Même les programmes de gouvernement les plus élaborés n’y résistent pas. Quels que soient la bonne volonté de leurs auteurs et les objectifs d’intérêt général évident que ceux-ci se fixent, ces derniers se retrouvent comme entraînés par un vent irrésistible dans le décor lors de leur mise en oeuvre. Ce décor s’appelle l’intérêt particulier, c’est-à-dire chacun pour soi et pour les siens, dans un contexte où aucune règle de droit ne l’emporte sur la volonté du plus fort. Cela se peut parce que de ce système est née une société clone qui elle-même a façonné les mentalités des individus dans ce sens. D’un autre côté l’administration n’a rien prévu pour contraindre les exécuteurs des programmes à respecter les objectifs d’intérêt général ou de développement qu’ils se sont fixés. Chacun est libre et évolue tranquillement dans un registre qui lui est propre.
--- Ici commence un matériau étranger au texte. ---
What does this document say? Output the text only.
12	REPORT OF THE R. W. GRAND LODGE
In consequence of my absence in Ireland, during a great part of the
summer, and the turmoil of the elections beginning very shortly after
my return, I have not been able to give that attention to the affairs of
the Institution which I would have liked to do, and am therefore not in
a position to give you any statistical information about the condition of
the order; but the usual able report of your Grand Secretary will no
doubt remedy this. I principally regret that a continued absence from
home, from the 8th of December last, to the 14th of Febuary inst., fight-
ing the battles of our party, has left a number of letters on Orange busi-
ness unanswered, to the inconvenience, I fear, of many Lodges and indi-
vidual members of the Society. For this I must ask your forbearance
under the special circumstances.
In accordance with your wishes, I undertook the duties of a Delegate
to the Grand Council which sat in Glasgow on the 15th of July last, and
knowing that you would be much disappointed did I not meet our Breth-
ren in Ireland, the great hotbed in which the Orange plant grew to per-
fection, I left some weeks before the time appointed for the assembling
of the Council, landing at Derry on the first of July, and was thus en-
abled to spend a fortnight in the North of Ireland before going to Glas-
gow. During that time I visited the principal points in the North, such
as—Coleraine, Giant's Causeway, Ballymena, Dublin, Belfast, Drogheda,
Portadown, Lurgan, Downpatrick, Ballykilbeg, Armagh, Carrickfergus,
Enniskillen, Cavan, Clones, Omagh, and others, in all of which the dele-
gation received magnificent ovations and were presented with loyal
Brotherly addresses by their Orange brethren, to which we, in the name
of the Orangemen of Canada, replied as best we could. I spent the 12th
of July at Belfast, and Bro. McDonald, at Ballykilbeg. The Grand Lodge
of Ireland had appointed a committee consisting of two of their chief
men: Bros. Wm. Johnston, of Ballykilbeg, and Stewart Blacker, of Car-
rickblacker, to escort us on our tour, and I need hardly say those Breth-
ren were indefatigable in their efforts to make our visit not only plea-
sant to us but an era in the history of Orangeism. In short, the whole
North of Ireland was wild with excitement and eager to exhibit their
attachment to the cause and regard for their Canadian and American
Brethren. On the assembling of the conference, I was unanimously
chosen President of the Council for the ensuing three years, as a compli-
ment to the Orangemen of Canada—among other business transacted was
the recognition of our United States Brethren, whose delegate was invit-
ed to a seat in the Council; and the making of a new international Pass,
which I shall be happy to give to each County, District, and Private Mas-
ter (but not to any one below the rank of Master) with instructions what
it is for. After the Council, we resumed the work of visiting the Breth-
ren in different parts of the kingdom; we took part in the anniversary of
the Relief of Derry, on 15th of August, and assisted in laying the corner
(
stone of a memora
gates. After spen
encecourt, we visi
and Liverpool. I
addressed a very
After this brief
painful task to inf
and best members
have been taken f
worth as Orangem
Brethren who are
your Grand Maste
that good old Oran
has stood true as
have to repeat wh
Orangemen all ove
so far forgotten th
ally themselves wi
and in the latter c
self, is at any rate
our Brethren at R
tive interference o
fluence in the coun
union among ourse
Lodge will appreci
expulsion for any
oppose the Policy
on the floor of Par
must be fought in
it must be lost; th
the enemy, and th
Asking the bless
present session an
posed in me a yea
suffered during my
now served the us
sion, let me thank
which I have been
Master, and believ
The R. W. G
Au total, Tout se fait par rapport à soi.
J’accuse l’ordre ancien et son « succédané », ce système qui réussit d’autant mieux son œuvre négative que personne n’en a conscience. Tout le monde trouve cette situation naturelle, normale. Nul ne s’arrête pour réfléchir à une alternative. On est lancé à grande vitesse dans une sorte de fuite en avant. Or nous savons par hypothèse, que la destination de l’ordre ancien n’est pas le développement économique et social de nos pays. Son administration qui était sa rampe de lancement et qui est la nôtre à présent est demeurée dans la logique coloniale avec la logistique appropriée. C’est pourquoi nous excellons dans l’exportation des matières premières et que depuis plus de quarante ans nous n’atteignons même pas le seuil de la médiocrité dans le reste.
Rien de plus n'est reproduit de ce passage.